Search code examples
pythonconcurrencysuffix-tree

Concurrent insertions in a Suffix Tree


Some time ago I posted a question about saving/retrieving a Suffix Tree from disk. That's finally working fine, but now the construction is extremely slow, and I don't want to mess with the Ukkonen's algorithm (linear construction) right now.

So, I wanted to make concurrent insertions to accelerate the process without having to make the tree thread-safe.

The Suffix Tree stores words by its initial character (look the image posted on my previous question), thus, the word Banana is in the 'B' child of the root node, and Apple would be in the 'A' child and so forth. So, the insertion of a word starting with 'B' will never interfere with a insertion starting with 'A'. My idea is to have a thread for each initial character of the set of words being inserted: a thread inserting 'A's, another thread inserting 'B's, etc.

So I was thinking about a Executer class, that just adds words to queue of words of each Process (first create it if it doesn't exists).

class Executer:
    #...
    def concurrent_insertion(word):
        k = word[0]
        processes.get(k, Process()).add(word)
    # ...

And the class Process is the one that makes the insertions. Each Process instance is a independent thread, with a Queue containing the words that still has to insert.
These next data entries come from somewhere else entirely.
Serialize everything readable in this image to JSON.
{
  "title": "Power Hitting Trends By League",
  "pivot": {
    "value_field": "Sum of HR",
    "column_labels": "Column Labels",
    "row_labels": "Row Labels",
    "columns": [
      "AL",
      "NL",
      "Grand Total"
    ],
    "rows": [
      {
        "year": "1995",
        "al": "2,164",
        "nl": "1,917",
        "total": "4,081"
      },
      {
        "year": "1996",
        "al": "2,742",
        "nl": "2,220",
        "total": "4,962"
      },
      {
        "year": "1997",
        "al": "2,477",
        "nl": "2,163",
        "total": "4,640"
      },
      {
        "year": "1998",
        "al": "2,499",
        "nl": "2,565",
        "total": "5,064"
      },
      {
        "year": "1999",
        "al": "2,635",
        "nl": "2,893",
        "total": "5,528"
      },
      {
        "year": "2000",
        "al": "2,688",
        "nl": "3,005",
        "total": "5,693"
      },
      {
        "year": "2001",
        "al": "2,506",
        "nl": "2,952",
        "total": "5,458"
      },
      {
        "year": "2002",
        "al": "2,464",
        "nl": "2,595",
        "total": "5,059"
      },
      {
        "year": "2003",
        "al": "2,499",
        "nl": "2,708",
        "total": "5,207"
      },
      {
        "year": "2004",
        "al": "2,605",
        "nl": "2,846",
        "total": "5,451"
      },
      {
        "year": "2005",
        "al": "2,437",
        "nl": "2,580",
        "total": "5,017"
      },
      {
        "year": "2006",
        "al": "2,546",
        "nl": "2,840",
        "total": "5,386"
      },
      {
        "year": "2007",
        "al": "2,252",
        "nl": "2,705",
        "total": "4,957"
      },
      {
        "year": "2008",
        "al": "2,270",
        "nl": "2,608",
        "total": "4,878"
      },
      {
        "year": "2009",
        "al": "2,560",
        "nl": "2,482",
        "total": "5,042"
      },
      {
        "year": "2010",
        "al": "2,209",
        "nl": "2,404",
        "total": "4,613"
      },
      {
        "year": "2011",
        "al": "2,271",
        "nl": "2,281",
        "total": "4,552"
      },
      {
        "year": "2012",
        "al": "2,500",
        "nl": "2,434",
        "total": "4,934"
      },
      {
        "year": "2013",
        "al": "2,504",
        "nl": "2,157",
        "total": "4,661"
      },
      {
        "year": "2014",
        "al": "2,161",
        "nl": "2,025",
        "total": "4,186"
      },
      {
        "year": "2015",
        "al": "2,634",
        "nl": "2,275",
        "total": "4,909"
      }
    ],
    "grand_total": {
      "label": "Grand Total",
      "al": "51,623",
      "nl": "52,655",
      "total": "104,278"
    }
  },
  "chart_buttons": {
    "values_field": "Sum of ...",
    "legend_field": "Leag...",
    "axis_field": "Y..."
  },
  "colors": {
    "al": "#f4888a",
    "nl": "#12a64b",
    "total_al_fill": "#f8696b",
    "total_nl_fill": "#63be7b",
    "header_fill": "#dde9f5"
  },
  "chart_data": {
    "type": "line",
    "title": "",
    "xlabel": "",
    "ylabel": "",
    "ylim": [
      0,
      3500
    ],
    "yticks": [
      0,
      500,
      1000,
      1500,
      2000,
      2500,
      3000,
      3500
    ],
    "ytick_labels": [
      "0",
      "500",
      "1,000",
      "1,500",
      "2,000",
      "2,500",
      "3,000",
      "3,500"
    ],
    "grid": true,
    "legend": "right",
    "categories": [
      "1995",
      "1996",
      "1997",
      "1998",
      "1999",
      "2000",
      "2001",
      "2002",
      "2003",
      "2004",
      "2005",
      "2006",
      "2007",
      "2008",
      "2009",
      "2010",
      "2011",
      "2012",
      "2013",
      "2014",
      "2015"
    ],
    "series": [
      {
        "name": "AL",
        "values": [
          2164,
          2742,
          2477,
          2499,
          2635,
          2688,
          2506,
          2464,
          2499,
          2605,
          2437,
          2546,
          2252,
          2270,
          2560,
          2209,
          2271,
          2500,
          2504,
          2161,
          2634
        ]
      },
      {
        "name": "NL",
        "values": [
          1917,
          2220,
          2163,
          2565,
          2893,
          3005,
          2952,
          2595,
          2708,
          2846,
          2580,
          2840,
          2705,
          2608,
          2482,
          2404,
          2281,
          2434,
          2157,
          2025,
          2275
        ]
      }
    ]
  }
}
In this Process class is where I'm having troubles, I'm guessing it should inherit from threading.Thread, because each instance should be a thread, but how do I keep it alive until all the text processing is done? I mean, it should be inserting words from its Queue of words, but when the Queue is empty the thread should not die, just keep waiting till more words fill the Queue, "wake up" and continue inserting.


Solution

  • Threads won't die until they exit, so you can keep them alive with a while True loop.

    The usual pattern looks like this:

    q = Queue.Queue()             # word insertion queue
    terminate = object()          # sentinel value to tell a thread to terminate
    
    def worker(q):
        while True:
             word = q.get()       # block until next word is available
             if word is terminate:
                 break
             insert_word(word)
    

    After launching the workers and sending words to the queue, the main thread needs to wait for all the work to be completed and then it should shut down the workers.

    for word in wordlist:
        q.put(word)
    for i in range(numthreads):
        q.put(terminate)          # terminate all the worker threads
    for t in threadlist:
        t.join()                  # wait for them all to finish
    

    An alternative way of waiting for all the work to be done is to use q.task_done and q.join. An example for how to use them is shown at the bottom of the page in the docs for the Queue module.